Never in my life have I been more thankful that I am such an overprepared overachieving perfectionist. If I hadn’t, I would have so much regret right now.
Still, it’s so much more than that. God’s sovereignty is so real to me right now. His fingerprints are written all over the events of the past several weeks, and even during his final visit last spring.
I said it before and I will say it again. I did not want to talk to Grandpa about this project. Yet I couldn’t get it off my mind and felt compelled to do the assignment right. So I did. And while I didn’t understand everything he told me, I let him tell his story. I listened to what he had to say. And I did so with all love and no resentment.
Thank you, Holy Spirit, for using the smallest things to make a difference.
I don’t know if Grandpa was a believer, so this is really hard. I don’t know if I will see him again. I want to hope. I want to think he will be. He was getting ready for church when he died. I want to talk myself into believing he is with the Lord right now.
I just don’t know.
But this is what I do know. I know that the same Spirit that pounded on my heart’s door a month ago and caused me to reach out to him is the same Spirit that was speaking to him in little ways even to the end. He didn’t come back east to see us much after he retired to Arizona, but he came last spring, and I was able to make it back from Williamsburg to see him for the first time since the summer after I finished high school. My sisters all got baptized that Sunday morning, and Grandpa asked them to send him their written testimonies that they read at church.
…Maybe that mattered….
Then there was this autobiography. He expressed regret over some of the decisions he’d made and their consequences. He made it clear that he loved us all deeply. Then he thanked me.
“This exercise has been a bit cathartic for me! I afraid that at least some of that is still too sensitive for me to get into – so excuse me for huge holes there.”
There are some things in his life that he didn’t need to explain to me. There are some questions that don’t need to be answered publicly, especially to his granddaughter. But maybe, just maybe, this “exercise” lasted longer than the time it took to write me an email. Maybe the questions lingered.
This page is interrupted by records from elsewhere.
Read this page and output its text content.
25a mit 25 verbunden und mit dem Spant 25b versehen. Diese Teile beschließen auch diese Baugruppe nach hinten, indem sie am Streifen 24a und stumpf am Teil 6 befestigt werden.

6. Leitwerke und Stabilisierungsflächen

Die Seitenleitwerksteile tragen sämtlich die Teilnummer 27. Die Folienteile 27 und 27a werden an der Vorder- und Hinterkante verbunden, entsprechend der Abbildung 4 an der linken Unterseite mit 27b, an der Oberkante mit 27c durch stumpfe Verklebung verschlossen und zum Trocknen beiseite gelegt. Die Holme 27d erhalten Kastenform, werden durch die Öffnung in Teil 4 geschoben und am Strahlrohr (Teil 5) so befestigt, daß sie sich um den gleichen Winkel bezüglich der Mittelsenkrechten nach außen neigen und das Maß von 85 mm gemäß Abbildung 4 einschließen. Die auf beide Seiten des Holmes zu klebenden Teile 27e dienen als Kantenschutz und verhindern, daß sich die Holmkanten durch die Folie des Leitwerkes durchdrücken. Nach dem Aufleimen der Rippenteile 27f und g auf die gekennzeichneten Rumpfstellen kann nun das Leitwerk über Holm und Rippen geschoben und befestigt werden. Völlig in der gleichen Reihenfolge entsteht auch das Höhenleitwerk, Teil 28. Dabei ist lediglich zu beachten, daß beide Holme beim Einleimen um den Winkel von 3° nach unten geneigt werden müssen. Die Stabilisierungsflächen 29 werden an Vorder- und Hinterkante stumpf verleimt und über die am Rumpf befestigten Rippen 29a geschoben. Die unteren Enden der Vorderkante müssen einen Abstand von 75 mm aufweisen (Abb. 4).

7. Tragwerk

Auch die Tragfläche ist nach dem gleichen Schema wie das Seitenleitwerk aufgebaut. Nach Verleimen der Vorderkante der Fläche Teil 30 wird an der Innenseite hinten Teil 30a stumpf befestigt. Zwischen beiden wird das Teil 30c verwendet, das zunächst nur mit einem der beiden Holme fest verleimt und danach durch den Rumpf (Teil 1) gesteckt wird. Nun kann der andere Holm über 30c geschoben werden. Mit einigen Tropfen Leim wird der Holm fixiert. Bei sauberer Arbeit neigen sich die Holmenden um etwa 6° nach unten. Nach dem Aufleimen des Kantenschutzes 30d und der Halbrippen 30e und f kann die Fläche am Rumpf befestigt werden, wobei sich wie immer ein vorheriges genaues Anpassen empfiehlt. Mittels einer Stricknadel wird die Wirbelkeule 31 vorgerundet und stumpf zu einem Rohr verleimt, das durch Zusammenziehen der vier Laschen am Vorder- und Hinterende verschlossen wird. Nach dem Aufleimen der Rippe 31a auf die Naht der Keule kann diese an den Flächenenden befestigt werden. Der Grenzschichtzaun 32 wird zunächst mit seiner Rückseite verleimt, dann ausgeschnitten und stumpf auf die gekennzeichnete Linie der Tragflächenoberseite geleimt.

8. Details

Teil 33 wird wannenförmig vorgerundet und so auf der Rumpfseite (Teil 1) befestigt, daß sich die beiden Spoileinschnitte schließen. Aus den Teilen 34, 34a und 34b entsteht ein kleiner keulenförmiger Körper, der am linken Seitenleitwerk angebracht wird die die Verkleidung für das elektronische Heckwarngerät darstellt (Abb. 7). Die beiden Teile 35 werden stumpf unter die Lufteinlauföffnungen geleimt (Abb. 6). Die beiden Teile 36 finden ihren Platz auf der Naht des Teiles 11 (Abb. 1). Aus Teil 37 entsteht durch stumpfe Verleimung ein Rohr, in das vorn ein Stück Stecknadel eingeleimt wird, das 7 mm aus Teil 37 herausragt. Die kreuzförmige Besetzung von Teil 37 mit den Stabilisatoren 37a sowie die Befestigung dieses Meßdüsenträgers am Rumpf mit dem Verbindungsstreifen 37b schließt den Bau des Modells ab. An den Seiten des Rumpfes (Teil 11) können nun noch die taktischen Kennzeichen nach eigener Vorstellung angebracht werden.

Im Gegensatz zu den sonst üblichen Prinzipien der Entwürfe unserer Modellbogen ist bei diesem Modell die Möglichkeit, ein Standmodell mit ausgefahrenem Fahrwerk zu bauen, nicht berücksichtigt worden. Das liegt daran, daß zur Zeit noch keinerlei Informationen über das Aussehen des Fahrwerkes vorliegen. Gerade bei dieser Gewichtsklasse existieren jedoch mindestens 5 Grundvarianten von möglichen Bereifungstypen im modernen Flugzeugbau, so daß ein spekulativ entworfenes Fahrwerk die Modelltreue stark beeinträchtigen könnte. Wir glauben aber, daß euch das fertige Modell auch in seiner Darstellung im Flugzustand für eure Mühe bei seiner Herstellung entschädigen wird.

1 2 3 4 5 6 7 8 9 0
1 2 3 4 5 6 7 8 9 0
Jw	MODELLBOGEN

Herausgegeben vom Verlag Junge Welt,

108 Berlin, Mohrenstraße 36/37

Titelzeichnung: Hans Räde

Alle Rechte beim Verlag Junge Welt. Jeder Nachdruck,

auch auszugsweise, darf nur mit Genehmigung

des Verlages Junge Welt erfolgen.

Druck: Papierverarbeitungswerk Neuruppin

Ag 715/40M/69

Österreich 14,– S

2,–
Maybe he fought through the emotions that always made it easier to just not address it. Maybe he finally found the redemption, forgiveness, and peace he needed.
…Maybe my homework was part of God’s sovereign plan…
I don’t know. I may not ever know in this life.
But I know this: I listened to God’s voice. I did the right thing, and while I have the pain of loss tonight, I don’t have the pain of regret.
I did the right thing.
I loved the Lord.
I listened to His voice.
I love my Grandpa.
I listened to his story.
May I always be this responsive to His leading, even when the reason doesn’t become so clear.